I don’t know when it first happened, but it did, and I can no longer wear hats. Bummer, right? I know! Men these days get so few accessories as it is, and a fedora looks like a botched circumcision on my head. It’s just dreadful.
In my high school preppy tennis-brat phase, I had Kangol visors in almost every color and my overly gelled spiky hair fanned out the top. When I was addicted to diet pills in LA, I used to wear baseball caps with my charcoal New Balance cross-trainers for a sporty look (which I like to think was the precursor to today’s overplayed LuLu Lemon look, but really I’m just jealous I can no longer wear Lycra and Spandex). Now, for some reason, I just feel like my head is too big for hats. Maybe it’s the chubbier cheeks, or the “fuller” neck? I just feel like hats (aside from the fedora) make my head look like the tip of a hot dog wiener peaking out from my shoulder-buns.
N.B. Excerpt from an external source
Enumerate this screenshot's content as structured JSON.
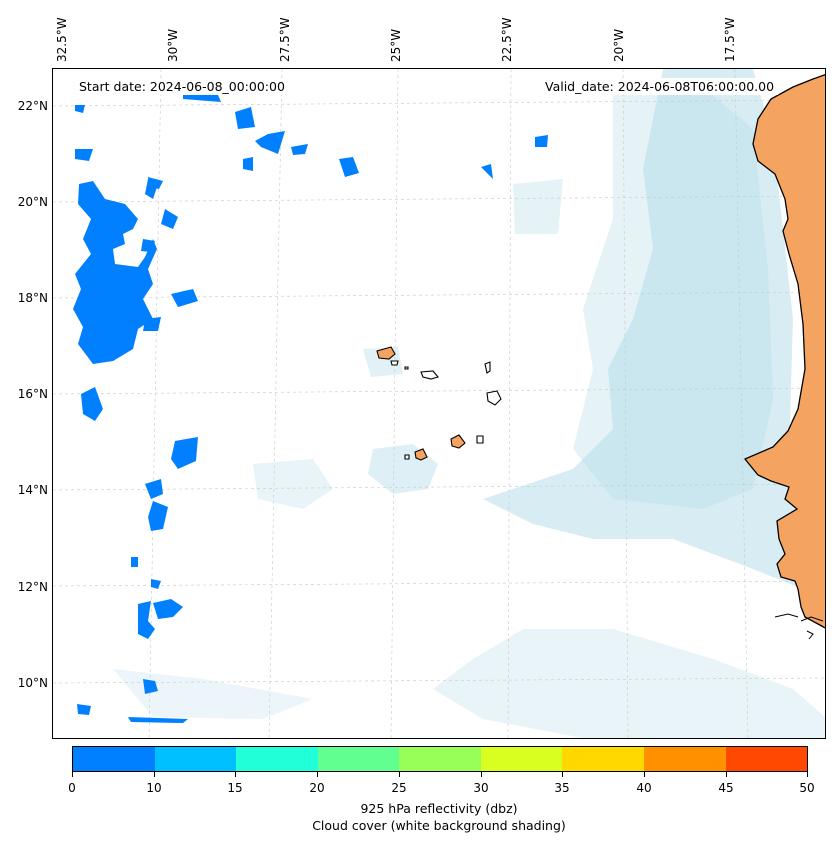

So you can see why I was surprised when I enjoyed such a fantastic dinner at Chapeau!, which means “Hat” in French if you remove the “!” (it means wow). This quaint neighborhood bistro on Clement Street in the Inner Richmond is fantastic! From the moment we stepped through the front door and into the tiny red velvet draped nook they call an entrance we felt welcomed as if entering an old friend’s home. Immediately we were greeted by the chef and owner Philippe Gardelle who shook all our hands and checked for our reservation.
The table-clothed restaurant has enough seating for about 50 people (+/- 10) with some additional seating at the bar where they’ll make any cocktail you can dream up.
The menu is full of classic French dishes made with a modern twist. They have a 3-course menu, 4-course menu, vegetarian menu, and a Chef’s menu with a sampling of their most popular dishes for you to choose from. You can order a la carte and mix and match. You can choose the palate cleanser if you want. The versatility was refreshing.
After my go-to T&T with two limes at the bar, Philippe escorted us to our table. Unfortunately, it was the one in front of the door and on the other side of the entrance curtain. I hate that table in restaurants. It’s always cold and it feels like diners waiting for a table are standing over you.
“You have to believe me,” Philippe said with his totally believable French accent, “this is actually the best table in restaurant.”
We took his word for it since we were staaarvnig, and for what it’s worth…it was a fantastic meal and a wonderful table! Thank you Philippe.
So here’s what we had for dinner:
The chef started us all off with a complimentary amuse bouche, which the cheap Jew in me always appreciates, not to mention it’s just a thoughtful way to get everyone’s palate at the table on the same note. This was a cauliflower and curry soup. It was creamy and buttery, and delish!
Oysters on the half shell. These were delicious, but there were too many shallots in the mignonette.
The trio of salmon. This was gravlax wrapped around a tartare of salmon with some salmon caviar. The caviar was a little scarce, but the dish was beautiful and light with a hint of smoke.
Prince Edward Island mussels steamed in white wine, shallot and parsley with pommes frites and rouille.
Deep fried black tiger prawns with shredded phylo dough and a fondue provencale and herbed aioli.
For our entrees Jonathan and our friend Jim had the sautéed striped bass served over a bed of braised oxtail and roasted garlic Yukon gold mashed potatoes, caramelized pearl onions and jus de poulet (chicken demi-glace).
Jim’s wife Nancy had the cassoulet de Toulouse. Traditionally a peasant dish was kicked up a notch with shredded braised lamb shoulder, duck leg confit, garlic and Toulouse sausage. All of these meats are roasted in clay dish with cannellini beans and….I’m tearing up just thinking about it.
I had the bouillabaisse, which was probably the best I’ve ever had. It had tai snapper, dorade, day boat scallops, prince Edward island mussels and manila clams. All the fish was poached in what they called a fish fumet, and fondue of poireaux (sautéed leeks and fish broth). On the side was a small ramekin of croutons, gruyere cheese and rouille (red pepper mayonnaise). I was perfectly happy with the dish, but was thinking it would be nice to have some more broth, and then suddenly Philippe was bringing me my own little pot of extra broth.
“I could see you didn’t have quite enough broth,” he said, pouring a little more over the fish in my bowl.
And that’s the reason why Chapeau! is on the top 100 best restaurants in the Bay Area list every year. Not only is the food impeccable, but the service is too…and that’s a sign of a good restaurant.
So you see, it doesn’t matter whether you think hats fit your head or not, because Chapeau! is one of the few one-size-fits-all.
Lemon tart with raspberry puree
Valrhona chocolate cake with banana flambee and rum-raisin ice cream.
French toasted with salted caramel ice cream. And this was by far the best French toast I’ve ever had….for obvious reasons, but I was actually sad when the taste left my mouth.
The frozen nougat with grains (like a parfait of sorts) in an orange soup was like no other dessert I’ve ever had before and yet I couldn’t keep my spoon away from it.